Taux de chômage des jeunes

Pays

Taux de chômage des jeunes

Allemagne

7,6 %

Italie

38,4 %

Autriche

7,6 %

Lettonie

24,8 %

Belgique

22,4 %

Lituanie

24,8 %

Bulgarie

29,2 %

Luxembourg

19,7 %

Chypre

32,3 %

Malte

14,7 %

Croatie

51,6 %

Pays-Bas

10,5 %

Danemark

14,5 %

Pologne

28,0 %

Espagne

55,9 %

Portugal

38,3 %

Estonie

21,9 %

République tchèque

19,5 %

Finlande

19,9 %

Roumanie

22,2 %

France

26,5 %

Royaume-Uni

20,2 %

Grèce

62,5 %

Slovaquie

34,5 %

Hongrie

29,7 %

Slovénie

20,6 %

Irlande

30,3 %

Suède

25,1 %

(Source : Eurostat )

Le coût du traitement du chômage des jeunes (jusqu'à 29 ans) est estimé à 153 milliards d'euros par an au sein de l'Union européenne, soit 1,2 % de son produit intérieur brut (PIB). 5,627 millions d'Européens de moins de 25 ans sont présents sur le marché du travail sans trouver d'emploi. Le taux de chômage de longue durée est ainsi particulièrement élevé chez les jeunes. 30,1 % d'entre eux sont sans emploi depuis plus de 12 mois. Seuls 29,7 % des jeunes de moins de 25 ans au chômage en 2010 ont pu trouver un emploi en 2011.

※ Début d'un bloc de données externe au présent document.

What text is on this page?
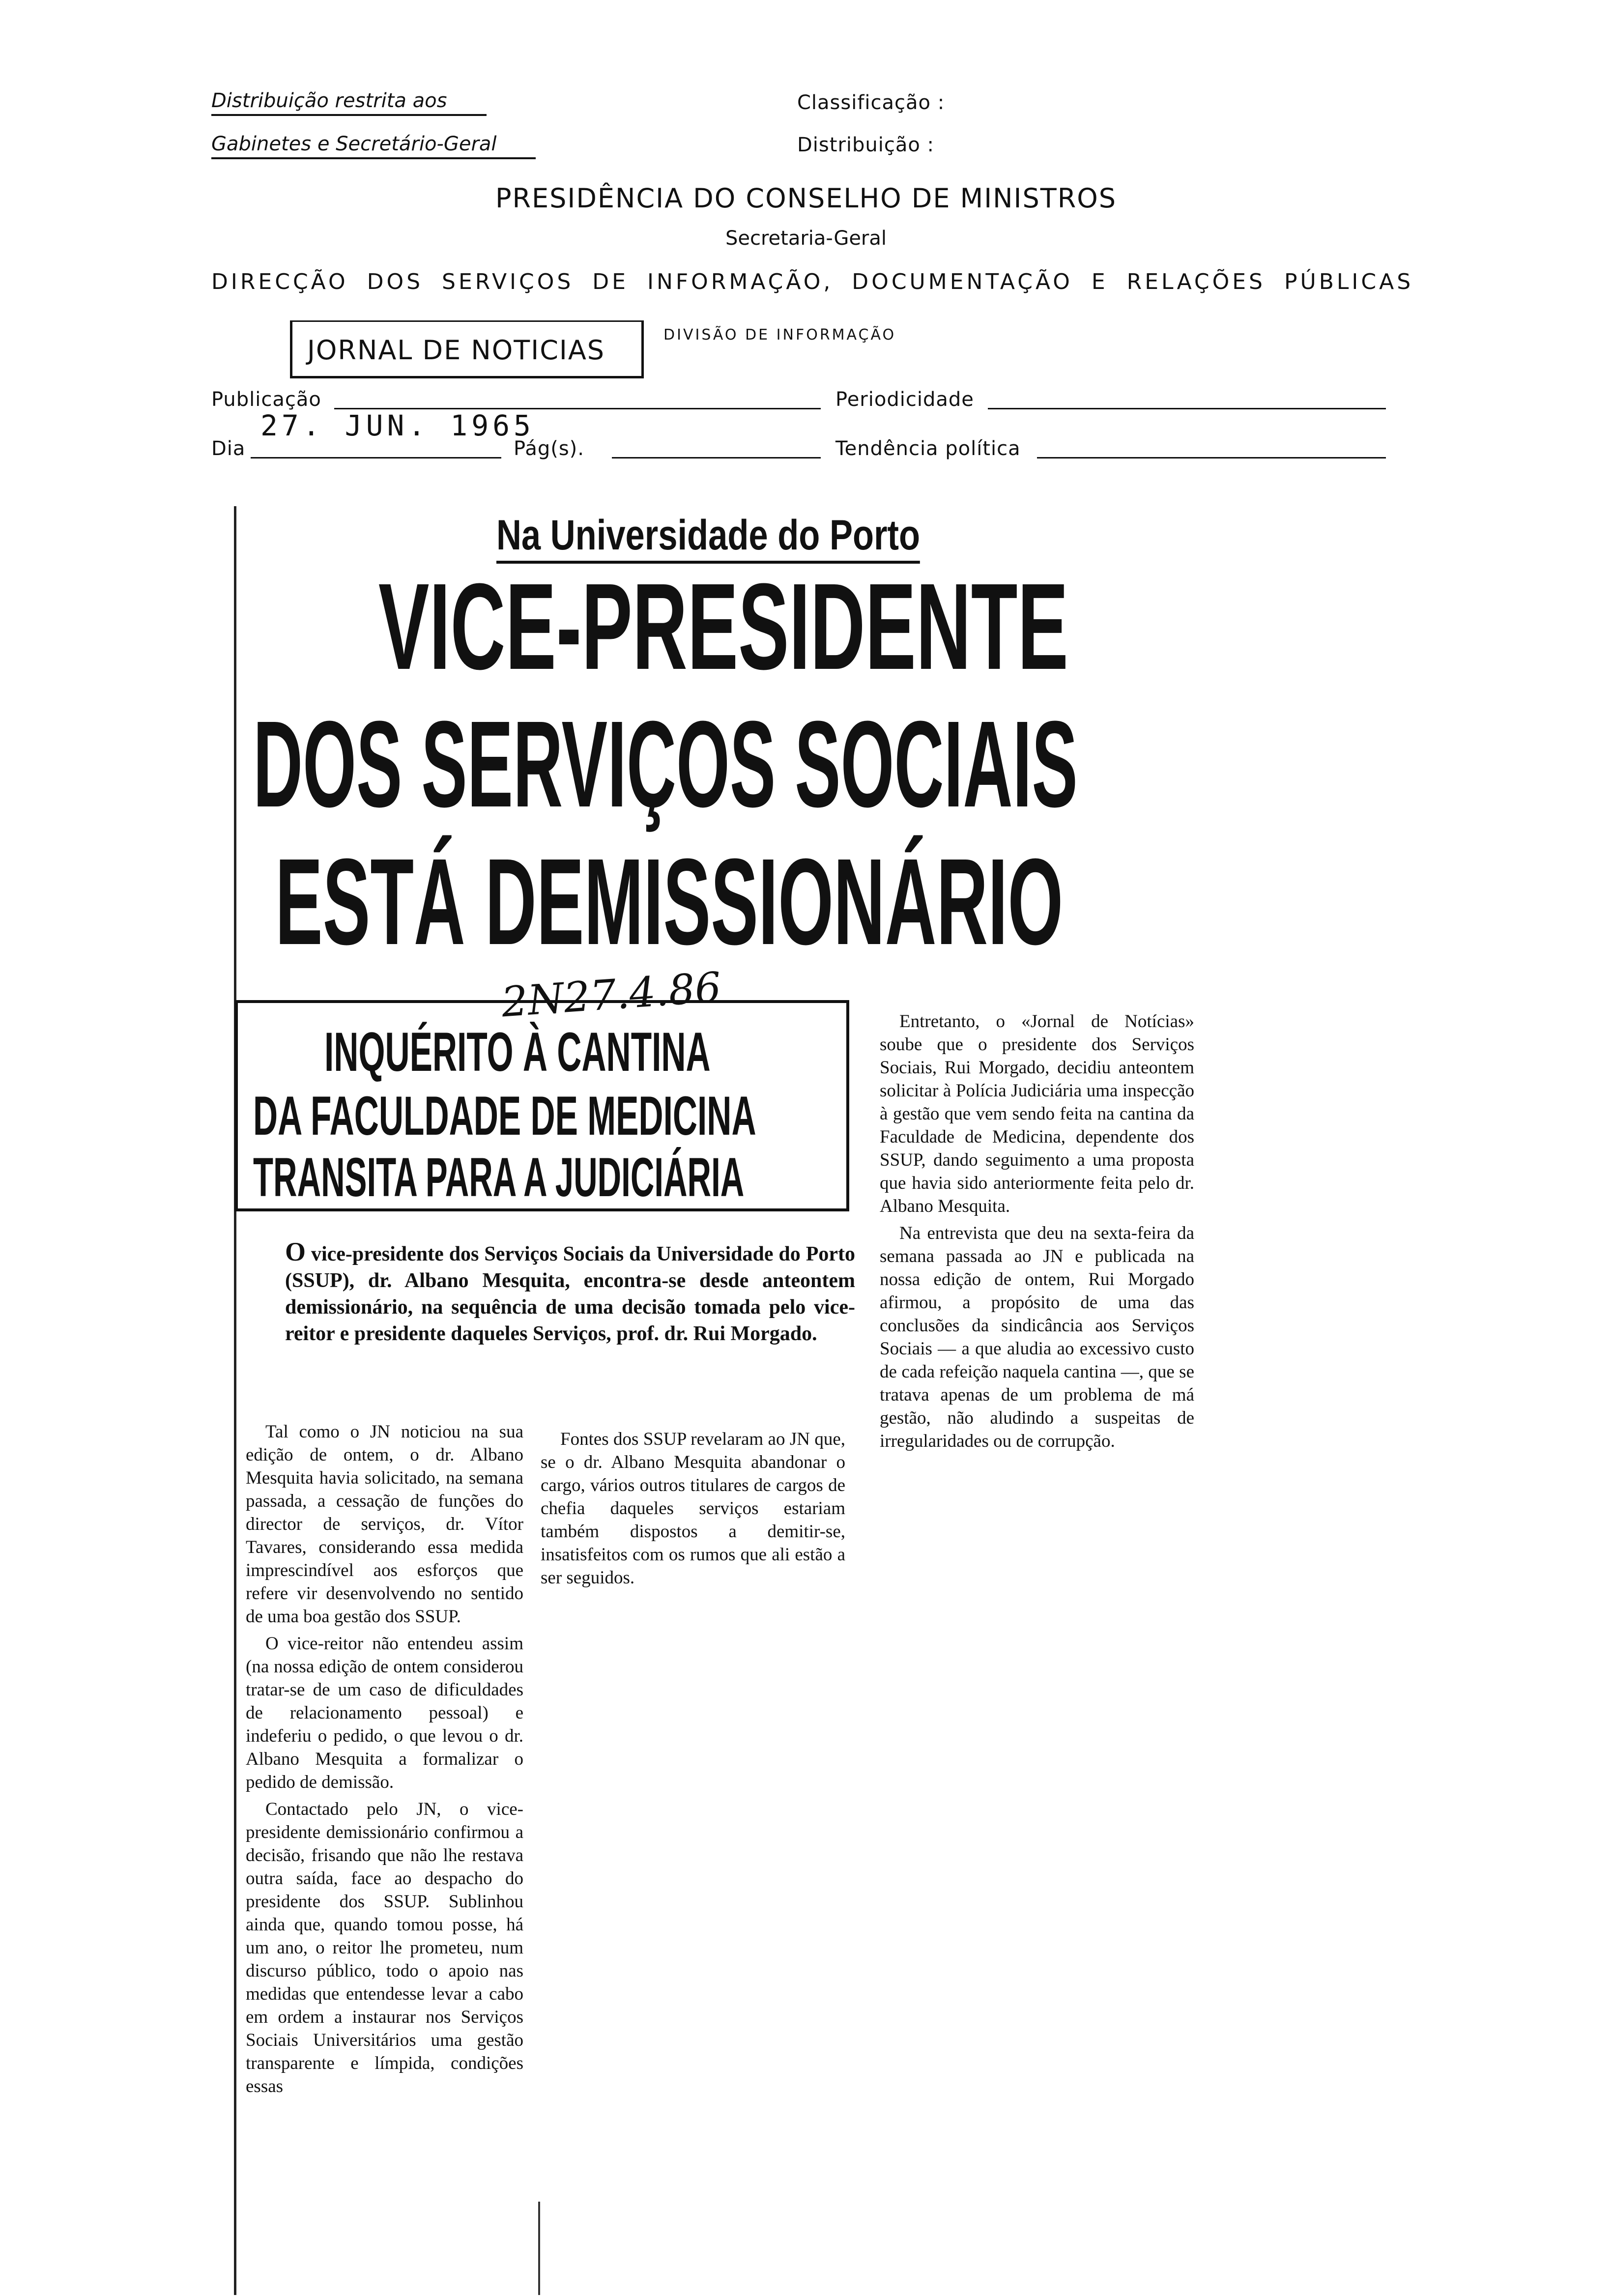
Distribuição restrita aos
Gabinetes e Secretário-Geral
Classificação :
Distribuição :
PRESIDÊNCIA DO CONSELHO DE MINISTROS
Secretaria-Geral
DIRECÇÃO DOS SERVIÇOS DE INFORMAÇÃO, DOCUMENTAÇÃO E RELAÇÕES PÚBLICAS
JORNAL DE NOTICIAS	DIVISÃO DE INFORMAÇÃO
Publicação	Periodicidade
27. JUN. 1965
Dia	Pág(s).	Tendência política
Na Universidade do Porto
VICE-PRESIDENTE
DOS SERVIÇOS SOCIAIS
ESTÁ DEMISSIONÁRIO
2N27.4.86
INQUÉRITO À CANTINA
DA FACULDADE DE MEDICINA
TRANSITA PARA A JUDICIÁRIA
O vice-presidente dos Serviços Sociais da Universidade do Porto (SSUP), dr. Albano Mesquita, encontra-se desde anteontem demissionário, na sequência de uma decisão tomada pelo vice-reitor e presidente daqueles Serviços, prof. dr. Rui Morgado.

Tal como o JN noticiou na sua edição de ontem, o dr. Albano Mesquita havia solicitado, na semana passada, a cessação de funções do director de serviços, dr. Vítor Tavares, considerando essa medida imprescindível aos esforços que refere vir desenvolvendo no sentido de uma boa gestão dos SSUP.

O vice-reitor não entendeu assim (na nossa edição de ontem considerou tratar-se de um caso de dificuldades de relacionamento pessoal) e indeferiu o pedido, o que levou o dr. Albano Mesquita a formalizar o pedido de demissão.

Contactado pelo JN, o vice-presidente demissionário confirmou a decisão, frisando que não lhe restava outra saída, face ao despacho do presidente dos SSUP. Sublinhou ainda que, quando tomou posse, há um ano, o reitor lhe prometeu, num discurso público, todo o apoio nas medidas que entendesse levar a cabo em ordem a instaurar nos Serviços Sociais Universitários uma gestão transparente e límpida, condições essas

Fontes dos SSUP revelaram ao JN que, se o dr. Albano Mesquita abandonar o cargo, vários outros titulares de cargos de chefia daqueles serviços estariam também dispostos a demitir-se, insatisfeitos com os rumos que ali estão a ser seguidos.

Entretanto, o «Jornal de Notícias» soube que o presidente dos Serviços Sociais, Rui Morgado, decidiu anteontem solicitar à Polícia Judiciária uma inspecção à gestão que vem sendo feita na cantina da Faculdade de Medicina, dependente dos SSUP, dando seguimento a uma proposta que havia sido anteriormente feita pelo dr. Albano Mesquita.

Na entrevista que deu na sexta-feira da semana passada ao JN e publicada na nossa edição de ontem, Rui Morgado afirmou, a propósito de uma das conclusões da sindicância aos Serviços Sociais — a que aludia ao excessivo custo de cada refeição naquela cantina —, que se tratava apenas de um problema de má gestão, não aludindo a suspeitas de irregularidades ou de corrupção.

La qualité des emplois occupés par les jeunes est, en outre, sujette à caution. 42 % des jeunes Européens disposent d'un contrat temporaire (soit quatre fois plus que pour l'ensemble de la population active), 32 % exercent un emploi à temps partiel (soit près de deux fois le taux observé pour l'ensemble de la population active).

La question de l'emploi des jeunes est, bien évidemment, indissociable de celle de la formation. 54,2 % des jeunes Européens ayant quitté prématurément le système éducatif se retrouvent ainsi sans emploi. La part de jeunes interrompant leur formation s'établit, quant à elle, à 14 %, soit un jeune sur 6. La Stratégie Europe 2020 a fixé de ramener ce chiffre à 10 %. L'augmentation constante du chômage des jeunes au sein de l'Union européenne tient à cet égard à un sous-investissement chronique de certains États membres envers cette catégorie de la population.

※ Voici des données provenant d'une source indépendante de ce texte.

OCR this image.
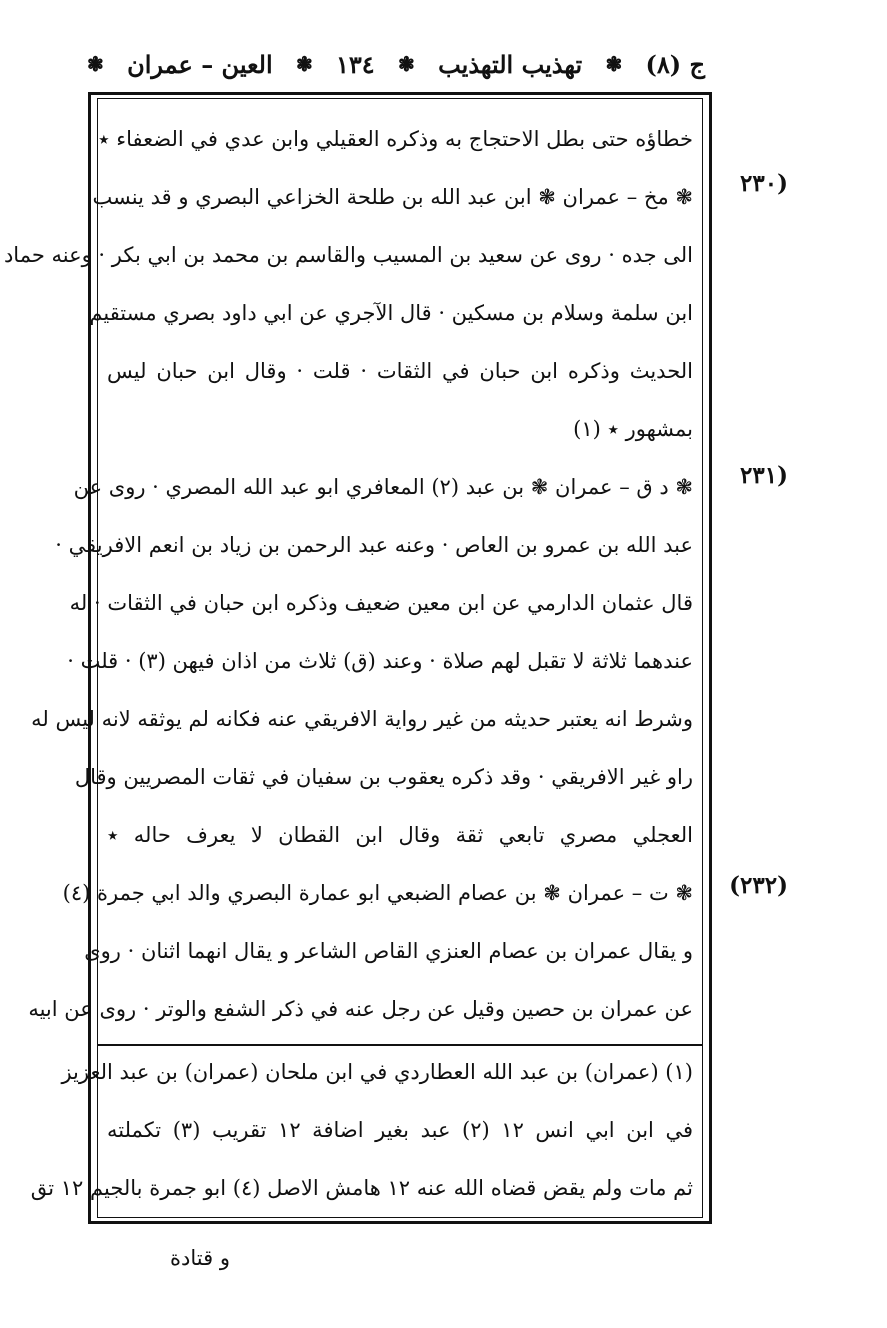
ج (٨)
❃
تهذيب التهذيب
❃
١٣٤
❃
العين – عمران
❃
(٢٣٠
(٢٣١
(٢٣٢)
خطاؤه حتى بطل الاحتجاج به وذكره العقيلي وابن عدي في الضعفاء ٭
❃ مخ – عمران ❃ ابن عبد الله بن طلحة الخزاعي البصري و قد ينسب
الى جده · روى عن سعيد بن المسيب والقاسم بن محمد بن ابي بكر · وعنه حماد
ابن سلمة وسلام بن مسكين · قال الآجري عن ابي داود بصري مستقيم
الحديث وذكره ابن حبان في الثقات · قلت · وقال ابن حبان ليس
بمشهور ٭ (١)
❃ د ق – عمران ❃ بن عبد (٢) المعافري ابو عبد الله المصري · روى عن
عبد الله بن عمرو بن العاص · وعنه عبد الرحمن بن زياد بن انعم الافريقي ·
قال عثمان الدارمي عن ابن معين ضعيف وذكره ابن حبان في الثقات · له
عندهما ثلاثة لا تقبل لهم صلاة · وعند (ق) ثلاث من اذان فيهن (٣) · قلت ·
وشرط انه يعتبر حديثه من غير رواية الافريقي عنه فكانه لم يوثقه لانه ليس له
راو غير الافريقي · وقد ذكره يعقوب بن سفيان في ثقات المصريين وقال
العجلي مصري تابعي ثقة وقال ابن القطان لا يعرف حاله ٭
❃ ت – عمران ❃ بن عصام الضبعي ابو عمارة البصري والد ابي جمرة (٤)
و يقال عمران بن عصام العنزي القاص الشاعر و يقال انهما اثنان · روى
عن عمران بن حصين وقيل عن رجل عنه في ذكر الشفع والوتر · روى عن ابيه
(١) (عمران) بن عبد الله العطاردي في ابن ملحان (عمران) بن عبد العزيز
في ابن ابي انس ١٢ (٢) عبد بغير اضافة ١٢ تقريب (٣) تكملته
ثم مات ولم يقض قضاه الله عنه ١٢ هامش الاصل (٤) ابو جمرة بالجيم ١٢ تق
و قتادة
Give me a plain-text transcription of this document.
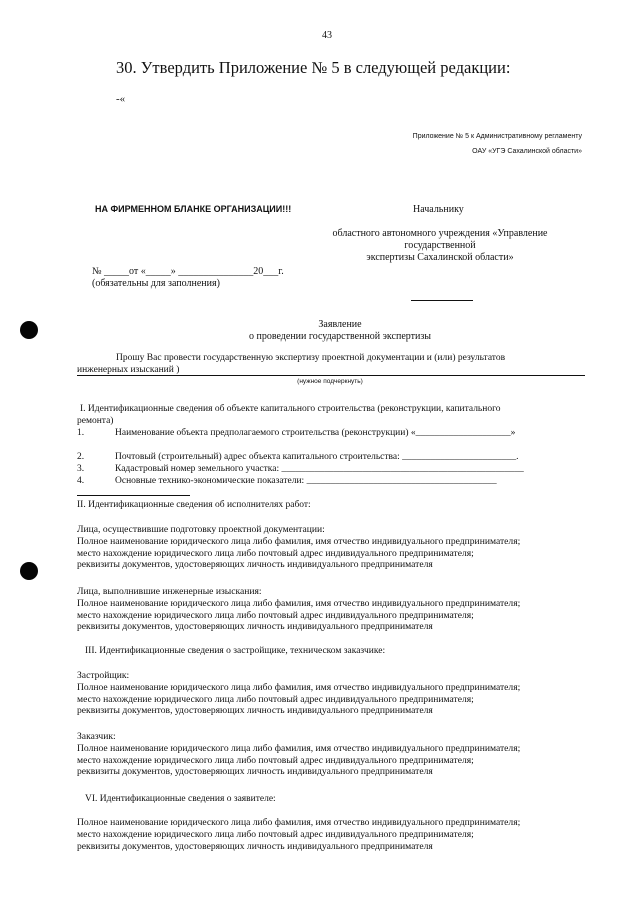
43
30. Утвердить Приложение № 5 в следующей редакции:
-«
Приложение № 5 к Административному регламенту
ОАУ «УГЭ Сахалинской области»
НА ФИРМЕННОМ БЛАНКЕ ОРГАНИЗАЦИИ!!!	Начальнику
областного автономного учреждения «Управление
государственной
экспертизы Сахалинской области»
№ _____от «_____» _______________20___г.
(обязательны для заполнения)
Заявление
о проведении государственной экспертизы
Прошу Вас провести государственную экспертизу проектной документации и (или) результатов
инженерных изысканий )
(нужное подчеркнуть)
I. Идентификационные сведения об объекте капитального строительства (реконструкции, капитального
ремонта)
1.	Наименование объекта предполагаемого строительства (реконструкции) «____________________»
2.	Почтовый (строительный) адрес объекта капитального строительства: ________________________.
3.	Кадастровый номер земельного участка: ___________________________________________________
4.	Основные технико-экономические показатели: ________________________________________
II. Идентификационные сведения об исполнителях работ:
Лица, осуществившие подготовку проектной документации:
Полное наименование юридического лица либо фамилия, имя отчество индивидуального предпринимателя;
место нахождение юридического лица либо почтовый адрес индивидуального предпринимателя;
реквизиты документов, удостоверяющих личность индивидуального предпринимателя
Лица, выполнившие инженерные изыскания:
Полное наименование юридического лица либо фамилия, имя отчество индивидуального предпринимателя;
место нахождение юридического лица либо почтовый адрес индивидуального предпринимателя;
реквизиты документов, удостоверяющих личность индивидуального предпринимателя
III. Идентификационные сведения о застройщике, техническом заказчике:
Застройщик:
Полное наименование юридического лица либо фамилия, имя отчество индивидуального предпринимателя;
место нахождение юридического лица либо почтовый адрес индивидуального предпринимателя;
реквизиты документов, удостоверяющих личность индивидуального предпринимателя
Заказчик:
Полное наименование юридического лица либо фамилия, имя отчество индивидуального предпринимателя;
место нахождение юридического лица либо почтовый адрес индивидуального предпринимателя;
реквизиты документов, удостоверяющих личность индивидуального предпринимателя
VI. Идентификационные сведения о заявителе:
Полное наименование юридического лица либо фамилия, имя отчество индивидуального предпринимателя;
место нахождение юридического лица либо почтовый адрес индивидуального предпринимателя;
реквизиты документов, удостоверяющих личность индивидуального предпринимателя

L'adéquation de la formation aux réalités du marché du travail constitue également une source d'inquiétude, alors que 2 millions de postes sont vacants au sein de l'Union européenne. 73 millions d'emplois devraient être à pourvoir au sein de l'Union d'ici 2020, compte tenu des départs en retraite.

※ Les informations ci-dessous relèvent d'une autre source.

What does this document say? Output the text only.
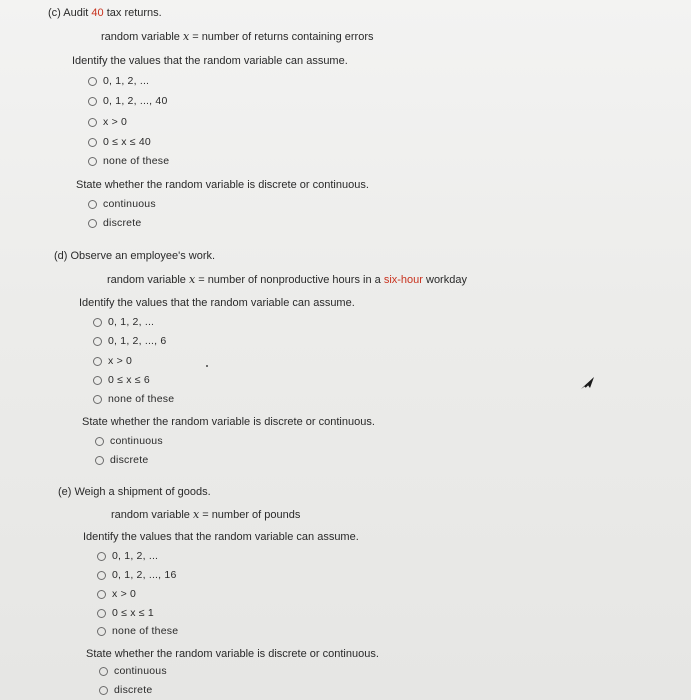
(c) Audit 40 tax returns.
random variable x = number of returns containing errors
Identify the values that the random variable can assume.
0, 1, 2, ...
0, 1, 2, ..., 40
x > 0
0 ≤ x ≤ 40
none of these
State whether the random variable is discrete or continuous.
continuous
discrete
(d) Observe an employee's work.
random variable x = number of nonproductive hours in a six-hour workday
Identify the values that the random variable can assume.
0, 1, 2, ...
0, 1, 2, ..., 6
x > 0
0 ≤ x ≤ 6
none of these
State whether the random variable is discrete or continuous.
continuous
discrete
(e) Weigh a shipment of goods.
random variable x = number of pounds
Identify the values that the random variable can assume.
0, 1, 2, ...
0, 1, 2, ..., 16
x > 0
0 ≤ x ≤ 1
none of these
State whether the random variable is discrete or continuous.
continuous
discrete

En faisant de la lutte contre le chômage des jeunes une priorité, l'Union européenne tente de jeter les bases d'une relance de la croissance. Elle démontre également que sa politique économique ne saurait être résumée à la seule défense de l'équilibre budgétaire. Il convient à cet effet de saluer les contours d'un plan assez large visant tout à la fois la réinsertion de jeunes en rupture avec le système éducatif et le monde du travail, mais aussi le contenu même des formations en insistant notamment sur le niveau des stages ou le développement de l'apprentissage.